Ruehlman noted that two others convicted of illegal voting before Richardson received much lighter sentences but stressed that their cases were different.
The judge said Richardson deserved a prison sentence, which was one year less than the maximum possible, because she has a lengthy criminal record, schemed repeatedly over five years to cast several illegal votes and used her training and expertise as a poll worker to try to evade detection.
” ‘I’m Melowese Richardson.

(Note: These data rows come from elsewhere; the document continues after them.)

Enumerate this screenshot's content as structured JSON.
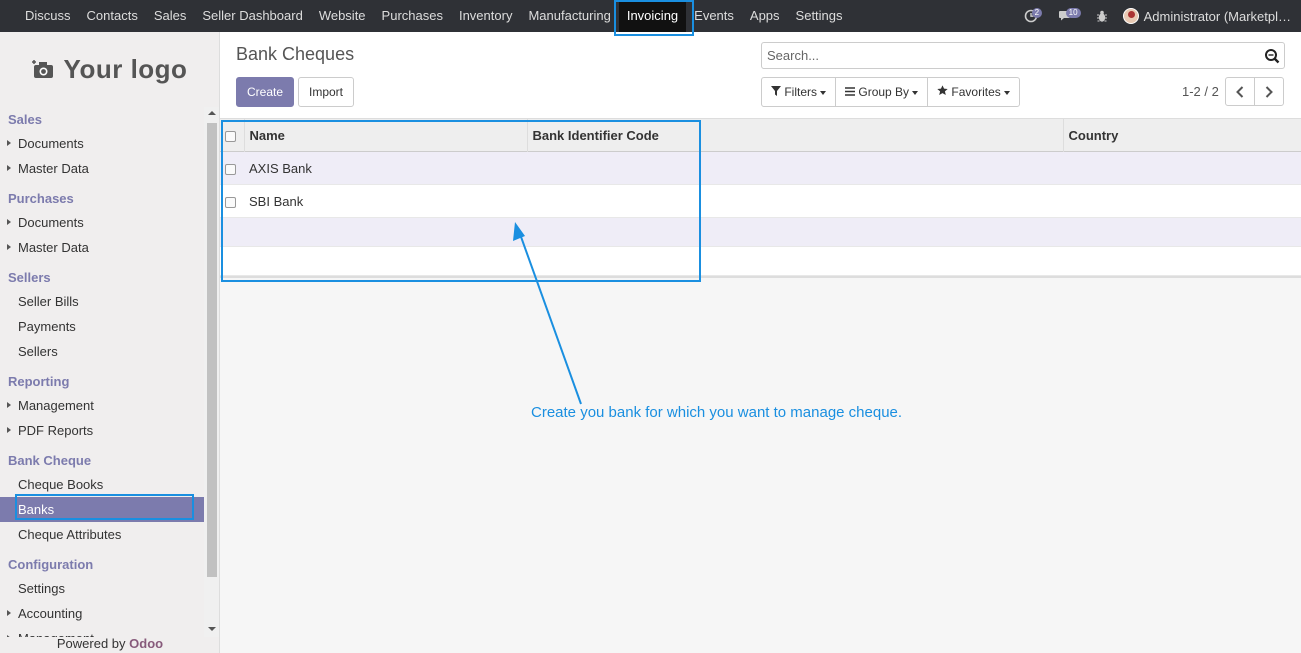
{
  "topnav": {
    "menu": [
      "Discuss",
      "Contacts",
      "Sales",
      "Seller Dashboard",
      "Website",
      "Purchases",
      "Inventory",
      "Manufacturing",
      "Invoicing",
      "Events",
      "Apps",
      "Settings"
    ],
    "active": "Invoicing",
    "activity_count": "2",
    "messages_count": "10",
    "user": "Administrator (Marketpl…"
  },
  "sidebar": {
    "logo_text": "Your logo",
    "sections": [
      {
        "title": "Sales",
        "items": [
          {
            "label": "Documents",
            "caret": true
          },
          {
            "label": "Master Data",
            "caret": true
          }
        ]
      },
      {
        "title": "Purchases",
        "items": [
          {
            "label": "Documents",
            "caret": true
          },
          {
            "label": "Master Data",
            "caret": true
          }
        ]
      },
      {
        "title": "Sellers",
        "items": [
          {
            "label": "Seller Bills",
            "caret": false
          },
          {
            "label": "Payments",
            "caret": false
          },
          {
            "label": "Sellers",
            "caret": false
          }
        ]
      },
      {
        "title": "Reporting",
        "items": [
          {
            "label": "Management",
            "caret": true
          },
          {
            "label": "PDF Reports",
            "caret": true
          }
        ]
      },
      {
        "title": "Bank Cheque",
        "items": [
          {
            "label": "Cheque Books",
            "caret": false
          },
          {
            "label": "Banks",
            "caret": false,
            "active": true
          },
          {
            "label": "Cheque Attributes",
            "caret": false
          }
        ]
      },
      {
        "title": "Configuration",
        "items": [
          {
            "label": "Settings",
            "caret": false
          },
          {
            "label": "Accounting",
            "caret": true
          },
          {
            "label": "Management",
            "caret": true
          }
        ]
      }
    ],
    "powered_by": "Powered by",
    "powered_brand": "Odoo"
  },
  "control_panel": {
    "breadcrumb": "Bank Cheques",
    "create_label": "Create",
    "import_label": "Import",
    "search_placeholder": "Search...",
    "filters_label": "Filters",
    "groupby_label": "Group By",
    "favorites_label": "Favorites",
    "pager": "1-2 / 2"
  },
  "table": {
    "columns": [
      "Name",
      "Bank Identifier Code",
      "Country"
    ],
    "rows": [
      {
        "name": "AXIS Bank",
        "bic": "",
        "country": ""
      },
      {
        "name": "SBI Bank",
        "bic": "",
        "country": ""
      }
    ]
  },
  "annotation": {
    "text": "Create you bank for which you want to manage cheque.",
    "color": "#1a8fe0"
  },
  "colors": {
    "brand": "#7c7bad",
    "navbar": "#2f3136"
  }
}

I can take the law into my own hands,’ ” the judge said, mocking what he believes is Richardson’s attitude.
Richardson previously was convicted of threatening to kill a witness in a criminal case against her brother, of stealing, of drunken driving and of beating someone in a bar fight.
Anything short of a prison sentence, Assistant Prosecutor Bill Anderson told the judge, would be an attack on the voting system.
As a poll worker, “her job is actually to protect the integrity and sanctity of the voting system,” Anderson said. “(She) is an ideologue who was hell bent on stuffing the ballot box with as many Obama votes as possible.”
The Republican National Lawyers Association maintains a list of voting fraud stories on its website, and in the past year has featured cases in more than two dozen states. The outcomes of all the cases are not known.
Bill Gallagher, Richardson’s lawyer, suspected she would be sent to prison but was surprised with the sentence.
“I thought prison was a real possibility because of her record of 25 years ago,” Gallagher said. “I don’t think that the length of it was anywhere near what we expected.”
Tim Burke wasn’t surprised.
Burke, chairman of the Hamilton County Democratic Party, had no sympathy for Richardson.
“It’s very sad how she doesn’t understand how she abused the trust that was placed in her as a poll worker,” Burke said. “She frankly embarrassed the board and, in the process, all of us who trust in the system.”
Others convicted
Melowese Richardson was the third person convicted this year of illegal voting in the Cincinnati area:
• Sister Marguerite Kloos, 55, of Delhi Township, Ohio, voted last fall via absentee ballot for another nun who died before she could cast her vote. Kloos lost her job as a dean at the College of Mount Saint Joseph and was placed on probation. She could have her conviction erased and be eligible to vote again.
• Russell Glassop, 76, of Symmes Township, Ohio, submitted his wife’s absentee ballot after she died in 2012. He was placed on probation but could have his conviction erased and be eligible to vote again.
• Richardson, 58, of Cincinnati, was convicted of casting illegal votes in 2012 when she was a poll worker. She was sent to prison for five years.
Three others — Margaret I. Allen, 64, formerly of Loveland, Ohio; Ernestine Strickland, 84, of Memphis, Tenn.; and Andre Wilson, 49, of Cincinnati — have cases pending.